National Holidays in Holland

There are several main public holidays in Holland. There are various festivities and celebrations associated with the different holidays. Some days are not public holidays, but there are traditional celebrations. January the 1st, New Year’s Day, is a holiday in Holland. People typically go to parties the night before, known as Old Year’s Day in Holland, and so New Year’s Day is usually a quieter, often family, affair. Apple fritters and doughnut balls are commonly eaten. On Old Year’s Day, fireworks are sent exploding into the night sky, best wishes are exchanged at midnight, and people will kiss each other on the cheeks. It is a very merry night. On New Year’s Day, some people may take part in the New Year’s Dive. This sees people heading into the icy North Sea to celebrate the first day of the New Year! There is a big fun-filled carnival in February, with many people donning elaborate costumes to party in the streets.

Easter is celebrated in March or April, depending on the date set by the Church. Both Good Friday and Easter Sunday are celebrated, as in many other countries or within Christian communities or households. One Easter tradition in Holland is to hold an Easter egg hunt for children, whereby chocolate eggs and other Easter treats are hidden and the children must find them.
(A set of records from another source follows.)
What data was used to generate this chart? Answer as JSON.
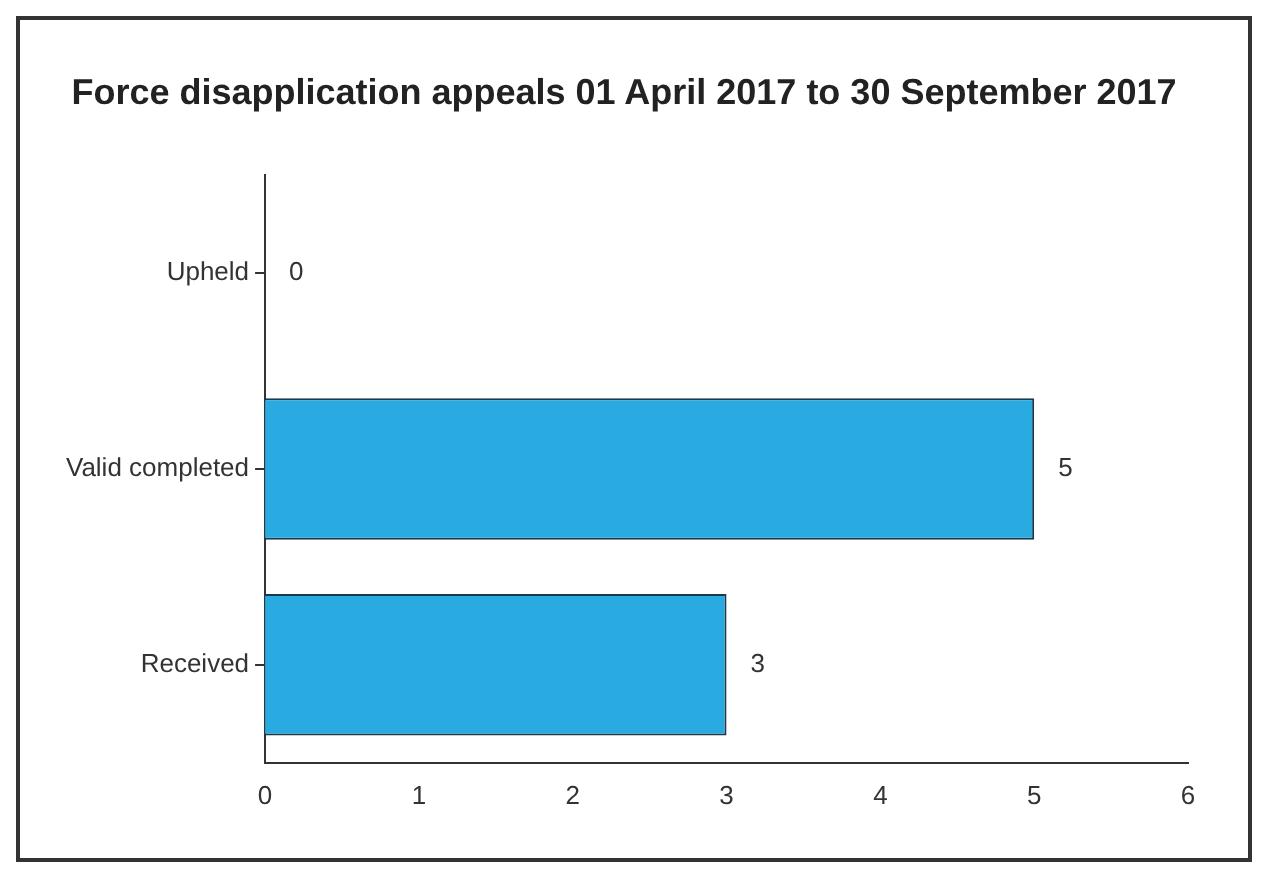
{
  "chart_data": {
    "type": "bar",
    "orientation": "horizontal",
    "title": "Force disapplication appeals 01 April 2017 to 30 September 2017",
    "categories": [
      "Upheld",
      "Valid completed",
      "Received"
    ],
    "values": [
      0,
      5,
      3
    ],
    "color": "#29abe2",
    "xlim": [
      0,
      6
    ],
    "xticks": [
      0,
      1,
      2,
      3,
      4,
      5,
      6
    ],
    "grid": false,
    "legend": false,
    "data_labels": true
  }
}
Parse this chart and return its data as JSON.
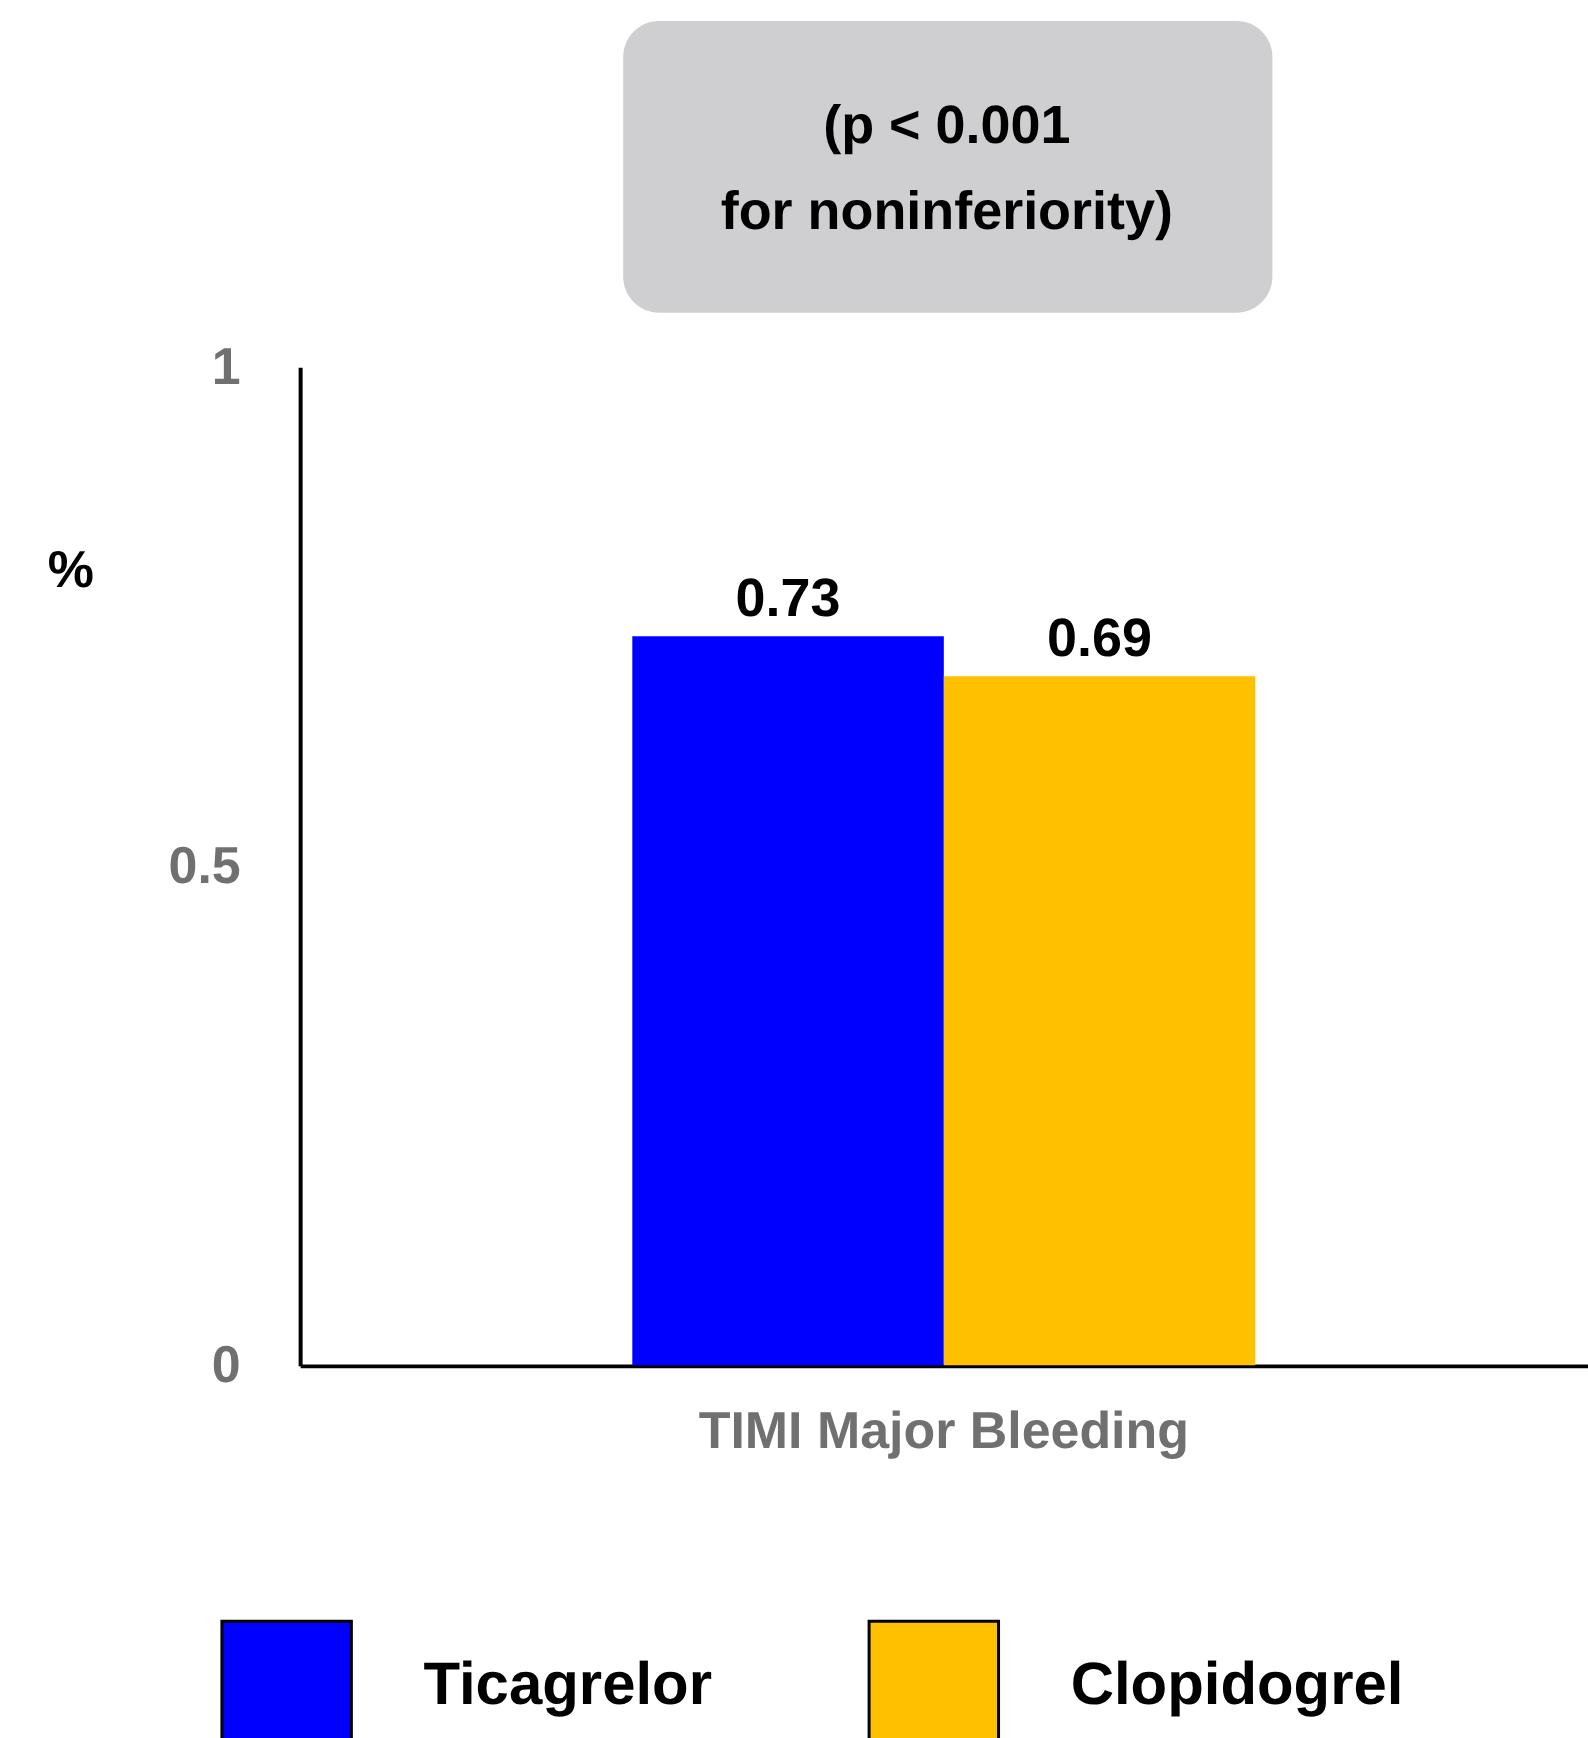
{
  "chart_data": {
    "type": "bar",
    "categories": [
      "TIMI Major Bleeding"
    ],
    "series": [
      {
        "name": "Ticagrelor",
        "color": "#0000ff",
        "values": [
          0.73
        ]
      },
      {
        "name": "Clopidogrel",
        "color": "#ffc000",
        "values": [
          0.69
        ]
      }
    ],
    "ylabel": "%",
    "ylim": [
      0,
      1
    ],
    "yticks": [
      0,
      0.5,
      1
    ],
    "data_labels": true,
    "grid": false,
    "legend": "bottom",
    "annotations": [
      "(p < 0.001 for noninferiority)"
    ]
  }
}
King’s Day on April the 27th will celebrate the birthday of King Willem Alexander. As a fairly new monarch at the time of writing, there have been no birthday celebrations in his honour as yet. The former Queen’s birthday though was celebrated with much gusto and enthusiasm, and it is likely the King’s birthday will see as much fun and frivolity.

The 4th of May is Remembrance Day in Holland. It is not a public holiday. At 8pm, two minutes of silence are observed to honour, respect and remember all those who have died in battle since World War Two. Wreaths are laid at the National Monument in Amsterdam, and there is a service to commemorate those who died. Whist regularly not a public holiday, Liberation Day, on May the 5th, celebrates the defeat of the German military in the Second World War. It is a public holiday every five years, and at this time there are huge festivities and celebrations.

The Flag Day celebrations are not marked by a public holiday. Flag Day is on the second Saturday of June. Scheveningen Harbour sees droves of people going to celebrate the start of the herring season. Fishing boats are decked in colourful flags that flutter gaily in the breeze, creating a really striking sight in the sea. Ascension Day occurs 40 days after Easter and celebrates the day that Jesus Christ is said to have ascended to heaven, following on from his resurrection. Pentecost is celebrated for two days, Pentecost Sunday and Pentecost Monday, seven weeks after Easter. It marks the time when the Holy Spirit is said to have descended to the Apostles.

An important day, although not a national holiday, was the Royal Speech Day. Held on the third Tuesday in September, it was when the Queen would speak to Parliament and the government would disclose its plans for the year ahead. Crowds would take to the streets to line the route the Queen would take from the Palace to the Binnenhof. It is likely the King will continue to speak with parliament on the same day.

On November the 11th, called Martinmas, many children visit houses, singing songs and carrying lanterns. A similar concept to carol singing, they are often rewarded with sweets or cookies. December the 5th is not a national holiday, but is a fun day for children when they receive gifts from Saint Nicholas. The day is called Saint Nicholas’ Eve, and children receive their goodies in the evening.

Christmas Day is celebrated on December the 25th, as with the vast majority of the Christian world. The following day is also a holiday. Gifts are not usually given at Christmas, because of the earlier Saint Nicholas Eve traditions, although some families may give a few mementos, or forgo Saint Nicholas Eve gifts in order to give at Christmas instead. It is a time for families to be together. Most homes have a decorated Christmas tree, and the typical Christmas meal will consist of pheasant or rabbit. Stollen is also often eaten, which is a heavy, sweet type of bread stuffed with raisins and almond paste. Charming Christmas Markets operate in the preceding weeks in many areas of the country, and are really lovely to visit.